Service opportunities allow students, faculty, and staff to engage with communities in meaningful ways and in ways that are unfamiliar to us. This is absolutely critical to developing the broad perspective that is needed in a global market.

Why are you so passionate about education?

I come from a family of educators. My grandfather was a master (principal) in the Boston Public School (BPS) system, where he met my grandmother who was a teacher. My father had two sisters who worked in BPS, my mother has a teaching degree that she used for a career in dietetics, and my brother was a teacher. It’s always been a noble profession for me.

One of the great things about higher education in the United States is the number of different kinds of institutions we have. I attended small liberal arts colleges, and worked at a very large private university and medium-sized public universities—most recently as dean of the School of Education at The City College of New York. At this point in my career, it’s a dream to come to Regis: an institution of this size in the Catholic tradition. I’ve learned something at all those other places that will be helpful; but I’ve still got a lot to learn.

What are some lessons you have learned working with college students?

It’s always fun to engage with the students; they are so dedicated and interesting. One of the things I've learned is the amount of influence faculty and staff members have on students. They seek out mentors and adults; and it's important to recognize how significant that is for them. The connection with students is just one of the joys of my work.

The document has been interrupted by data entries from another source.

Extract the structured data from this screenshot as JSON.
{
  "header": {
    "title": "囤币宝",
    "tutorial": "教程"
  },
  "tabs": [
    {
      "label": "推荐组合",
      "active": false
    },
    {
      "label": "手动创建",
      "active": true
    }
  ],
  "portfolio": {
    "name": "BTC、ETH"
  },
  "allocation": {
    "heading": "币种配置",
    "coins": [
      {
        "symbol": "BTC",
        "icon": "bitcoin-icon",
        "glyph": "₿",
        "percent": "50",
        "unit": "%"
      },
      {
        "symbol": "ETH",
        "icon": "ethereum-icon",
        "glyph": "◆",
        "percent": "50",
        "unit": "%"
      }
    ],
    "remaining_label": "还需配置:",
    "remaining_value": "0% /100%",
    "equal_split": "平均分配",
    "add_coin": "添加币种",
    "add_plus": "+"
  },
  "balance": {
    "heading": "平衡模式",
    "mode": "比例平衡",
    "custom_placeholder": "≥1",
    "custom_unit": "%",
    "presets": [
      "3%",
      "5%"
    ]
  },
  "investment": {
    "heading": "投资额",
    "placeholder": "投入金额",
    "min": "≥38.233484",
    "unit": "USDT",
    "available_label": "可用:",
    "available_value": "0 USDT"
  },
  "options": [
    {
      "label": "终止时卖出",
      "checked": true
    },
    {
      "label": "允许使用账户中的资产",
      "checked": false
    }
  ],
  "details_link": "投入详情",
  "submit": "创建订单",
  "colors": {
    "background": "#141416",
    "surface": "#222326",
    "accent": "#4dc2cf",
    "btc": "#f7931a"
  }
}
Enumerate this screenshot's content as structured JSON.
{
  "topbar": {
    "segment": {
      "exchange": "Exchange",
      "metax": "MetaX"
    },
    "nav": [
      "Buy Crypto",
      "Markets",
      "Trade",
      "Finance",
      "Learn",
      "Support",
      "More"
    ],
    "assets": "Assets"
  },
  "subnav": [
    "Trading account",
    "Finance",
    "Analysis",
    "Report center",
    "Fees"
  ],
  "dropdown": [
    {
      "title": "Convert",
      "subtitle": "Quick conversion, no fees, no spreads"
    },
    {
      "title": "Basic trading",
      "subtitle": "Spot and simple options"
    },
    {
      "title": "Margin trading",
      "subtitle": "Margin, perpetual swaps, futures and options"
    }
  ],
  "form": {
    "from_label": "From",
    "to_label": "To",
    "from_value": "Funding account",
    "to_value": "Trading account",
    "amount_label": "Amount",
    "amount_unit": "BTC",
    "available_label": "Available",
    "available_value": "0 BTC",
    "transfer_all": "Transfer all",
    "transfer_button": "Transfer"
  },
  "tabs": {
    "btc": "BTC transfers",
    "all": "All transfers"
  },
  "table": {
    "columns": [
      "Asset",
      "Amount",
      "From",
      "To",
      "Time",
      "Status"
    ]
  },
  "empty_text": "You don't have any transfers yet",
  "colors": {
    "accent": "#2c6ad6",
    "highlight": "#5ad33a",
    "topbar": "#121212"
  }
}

What is your biggest professional accomplishment thus far?

I would answer that on two levels. First, being a collaborative, interactive dean at City College and helping leave the institution a little better than when I came in. Second, making a difference to my students: promoting their growth and creating the conditions for them to move ahead. It’s very humbling. As a student, I benefited from people who did that for me.

This pandemic reminds us that life can be fragile; it’s easy for students to become discouraged. So it’s very important to keep reaching out to them. Our connections are much deeper than we recognize.